Mencari Media Aura
Cara belajar manusia mestinya bertitik pangkal pada non-rational learning process. Dengan kata lain, proses belajar semacam ini disebut juga usaha pemberdayaan otak kanan. Otak kiri manusia berhubungan erat dengan hal yang bersifat logis atau akal, dan mengejawantah menjadi apa yang disebut manajemen, dengan hasil yang diinginkan adalah efisiensi. Otak kanan berhubungan dengan imajinasi atau kreativitas, dan mengejawantah dalam bentuk kepemimpinan, dengan hasil yang diinginkan adalah efektivitas.
Jika manajemen berhubungan dengan hal meng-ada, maka kepemimpinan adalah hal menjadi. Oleh karena itu keduanya tak bisa dipisahkan. Meng-ada dan menjadi memang tampak relatif dalam arti mana yang mendahului. Tetapi sebagai jalan hidup, maka hal menjadi adalah yang pertama-tama harus dipahami, disadari, dan lalu dijalani. Dengan demikian hal menjadi merupakan titik pangkal menuju pembebasan spiritual secara sadar. Yaitu, sebuah upaya untuk merespon kehidupan dengan kesadaran diri, imajinasi, suara hati, dan kehendak bebas.
Maka, menjadi cita-cita setiap manusia untuk mencapai kebijaksanaan dan pencerahan. Cita-cita tersebut bertitik pangkal pada konsepsi: "ia yang mengenal yang lain adalah bijaksana, ia yang mengenal diri sendiri adalah cerah. Pencerahan lahir melalui penyadaran pribadi, sedang kebijaksanaan adalah aspek obyektif dari perwujudan dan fungsi aktual pencerahan, yaitu kesadaran agung atau realita absolut yang tak berkondisi dari semua fenomena keberadaan.
Kita semua tahu, komunikasi dan interaksi antar pribadi merupakan substansi kunci dari kehidupan sosial. Sebagai gambaran, kemampuan sensori manusia itu sangat indah dan sangat luas. Kemampuan kita merasakan dunia sekeliling kita, kemampuan menyerap dan menyimpan informasi, dan kemampuan kita menyampaikannya kepada orang lain, telah banyak memberikan peluang dan kesempatan yang memungkinkan umat manusia mengembangkan peradaban seperti yang kita alami sampai hari ini.

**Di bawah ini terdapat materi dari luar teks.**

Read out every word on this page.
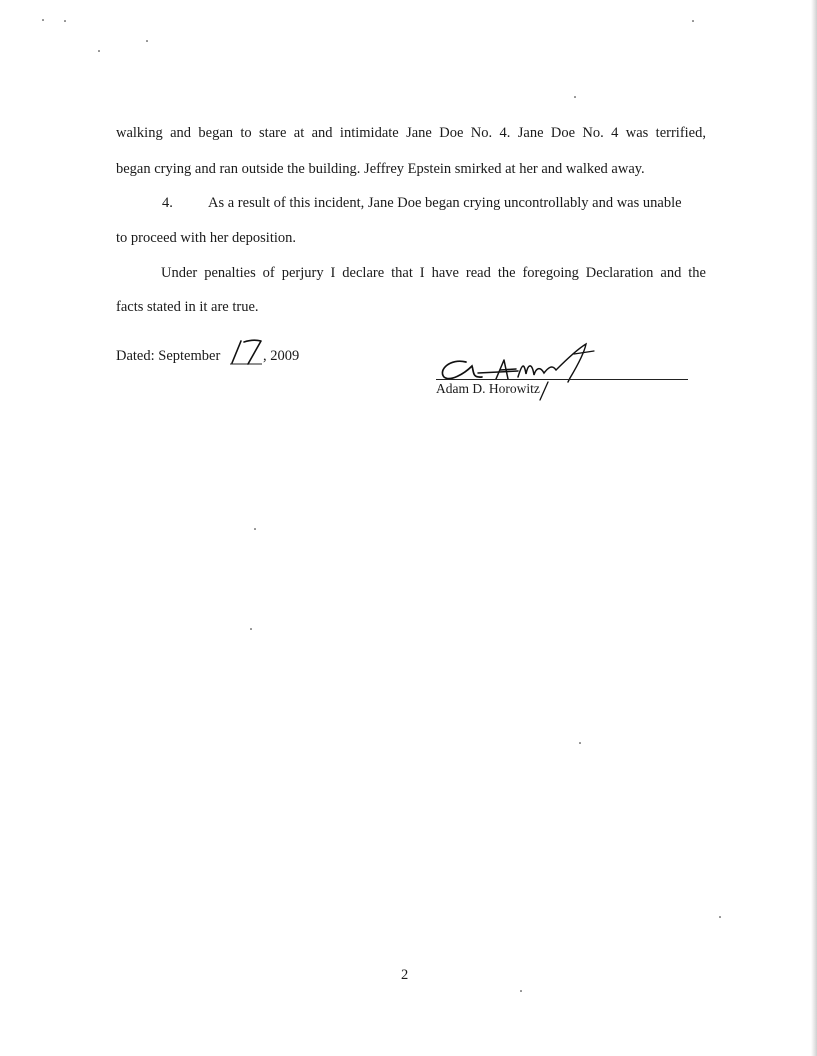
walking and began to stare at and intimidate Jane Doe No. 4. Jane Doe No. 4 was terrified,
began crying and ran outside the building. Jeffrey Epstein smirked at her and walked away.
4. As a result of this incident, Jane Doe began crying uncontrollably and was unable
to proceed with her deposition.
Under penalties of perjury I declare that I have read the foregoing Declaration and the
facts stated in it are true.
Dated: September	, 2009
Adam D. Horowitz
2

Proses komunikasi antar pribadi, mengikutsertakan seluruh indra perasaan seperti: mendengarkan, melihat, menyentuh, mencium, dan merasakan¾dan bahkan, mungkin sekali juga mengikutsertakan persepsi extra-sensory yang lain yang tidak tetap. Karenanya, nilai-nilai
yang terkandung di dalamnya¾sangat bergantung pada kesederhanaan asumsi - dan sejumlah sifat-sifat karakteristik yang dibutuhkan - serta pengetahuan yang berkaitan dengan kemampuan memprediksi kemungkinan-kemungkinan yang dihasilkan oleh perilaku.
Konkritnya, setiap perilaku akan berdampak secara personal maupun sosial. Kemampuan seseorang memprediksi kemungkinan-kemungkinan yang dihasilkan oleh perilakunya akan mempersempit atau meminimalisasikan benturan atau konflik-konflik radikal yang tidak seharusnya terjadi. Penting bagi individu untuk mengetahui ego state mana yang mengambil keputusan. Dengan begitu, ia akan lebih siap untuk menghadapi umpan-balik. Pendek kata, seseorang akan semakin mampu mengoperasionalkan nilai-nilai yang dibentuknya melalui proses penggalian secara mendalam. Ini semua akan memperkaya dirinya dengan hal-hal baik yang bersifat relatif maupun yang absolut.
Jadi, sebagai komunitas, manusia mestinya mengutamakan proses belajar yang bertitik pangkal bukan pada pengetahuan saja, melainkan mengarah pada pengolahan suara hati manusia untuk mengerti hakikat dirinya sendiri, untuk sampai pada tataran kesadaran murni berupa pencapaian akan kebijaksanaan dan pencerahan.
Intinya adalah, suatu ziarah untuk menjalani kehidupan dengan kebijaksanaan, dengan karunia, dan dengan kehangatan.